We developed a neural interface utilizing optogenetics, cranial windowing, and micro-ECoG arrays fabricated on a transparent polymer. This approach enabled us to directly modulate neural activity at known locations around micro-ECoG arrays in mice expressing Channelrhodopsin-2. We applied photostimuli varying in time, space and frequency to the cortical surface, and we targeted multiple depths within the cortex using an optical fiber while recording micro-ECoG signals.
Negative potentials of up to 1.5 mV were evoked by photostimuli applied to the entire cortical window, while focally applied photostimuli evoked spatially localized micro-ECoG potentials. Two simultaneously applied focal stimuli could be separated, depending on the distance between them. Photostimuli applied within the cortex with an optical fiber evoked more complex micro-ECoG potentials with multiple positive and negative peaks whose relative amplitudes depended on the depth of the fiber.
Optogenetic ECoG has potential applications in the study of epilepsy, cortical dynamics, and neuroprostheses.
用电皮质图(ECoG)和脑电图对大脑内的神经活动进行空间定位在临床和研究环境中仍然是一个挑战,虽然微制造的 ECoG(微 ECoG)阵列技术在不断改进,但仍需要同时调节皮质活动并进行记录的互补方法。
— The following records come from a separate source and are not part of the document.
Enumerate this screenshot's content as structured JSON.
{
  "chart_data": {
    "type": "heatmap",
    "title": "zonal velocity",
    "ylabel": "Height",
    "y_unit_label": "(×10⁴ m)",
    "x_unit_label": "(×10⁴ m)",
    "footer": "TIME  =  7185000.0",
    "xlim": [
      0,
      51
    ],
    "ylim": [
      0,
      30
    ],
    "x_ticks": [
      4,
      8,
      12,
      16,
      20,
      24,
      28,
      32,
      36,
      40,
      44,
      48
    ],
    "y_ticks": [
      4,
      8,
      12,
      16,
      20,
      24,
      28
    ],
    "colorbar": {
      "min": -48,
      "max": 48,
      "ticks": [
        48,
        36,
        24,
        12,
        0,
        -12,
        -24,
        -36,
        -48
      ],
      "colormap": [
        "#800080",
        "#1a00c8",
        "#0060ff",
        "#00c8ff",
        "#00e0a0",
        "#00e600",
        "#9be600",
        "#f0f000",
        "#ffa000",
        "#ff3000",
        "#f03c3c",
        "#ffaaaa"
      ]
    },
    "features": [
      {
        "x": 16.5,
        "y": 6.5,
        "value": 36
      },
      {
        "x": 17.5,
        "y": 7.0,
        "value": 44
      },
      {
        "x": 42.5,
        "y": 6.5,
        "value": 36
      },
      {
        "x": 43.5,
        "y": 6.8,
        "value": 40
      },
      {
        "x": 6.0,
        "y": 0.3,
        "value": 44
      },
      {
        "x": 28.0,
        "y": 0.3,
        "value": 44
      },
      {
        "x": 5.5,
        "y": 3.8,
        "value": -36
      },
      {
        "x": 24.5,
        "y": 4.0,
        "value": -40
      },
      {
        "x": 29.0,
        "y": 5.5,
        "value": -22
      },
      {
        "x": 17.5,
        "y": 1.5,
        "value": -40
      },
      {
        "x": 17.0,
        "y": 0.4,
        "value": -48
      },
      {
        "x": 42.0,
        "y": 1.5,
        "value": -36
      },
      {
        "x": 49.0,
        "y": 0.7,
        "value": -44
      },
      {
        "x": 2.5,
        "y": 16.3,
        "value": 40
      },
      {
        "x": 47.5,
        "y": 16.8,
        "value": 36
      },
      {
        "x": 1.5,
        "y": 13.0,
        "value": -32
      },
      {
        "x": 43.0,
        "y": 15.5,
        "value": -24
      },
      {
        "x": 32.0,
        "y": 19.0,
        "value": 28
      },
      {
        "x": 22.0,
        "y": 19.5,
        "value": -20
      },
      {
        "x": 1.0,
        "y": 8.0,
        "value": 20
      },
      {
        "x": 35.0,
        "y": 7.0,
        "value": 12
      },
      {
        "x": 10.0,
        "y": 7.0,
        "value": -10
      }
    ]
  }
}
我们开发了一种利用光遗传学、颅窗和在透明聚合物上制造的微 ECoG 阵列的神经接口。这种方法使我们能够在表达通道视紫红质-2 的小鼠的微 ECoG 阵列周围的已知位置直接调节神经活动。我们在记录微 ECoG 信号的同时,在皮质表面施加时间、空间和频率不同的光刺激,并用光纤靶向皮质内的多个深度。
光刺激施加到整个皮质窗口时会引起高达 1.5 mV 的负电位,而聚焦施加的光刺激会引起空间定位的微 ECoG 电位。两个同时施加的焦点刺激可以根据它们之间的距离分开。用光纤在皮层内施加光刺激会引起更复杂的微 ECoG 电位,具有多个正负极,其相对幅度取决于光纤的深度。
光遗传 ECoG 在癫痫、皮质动力学和神经假体研究中有潜在的应用。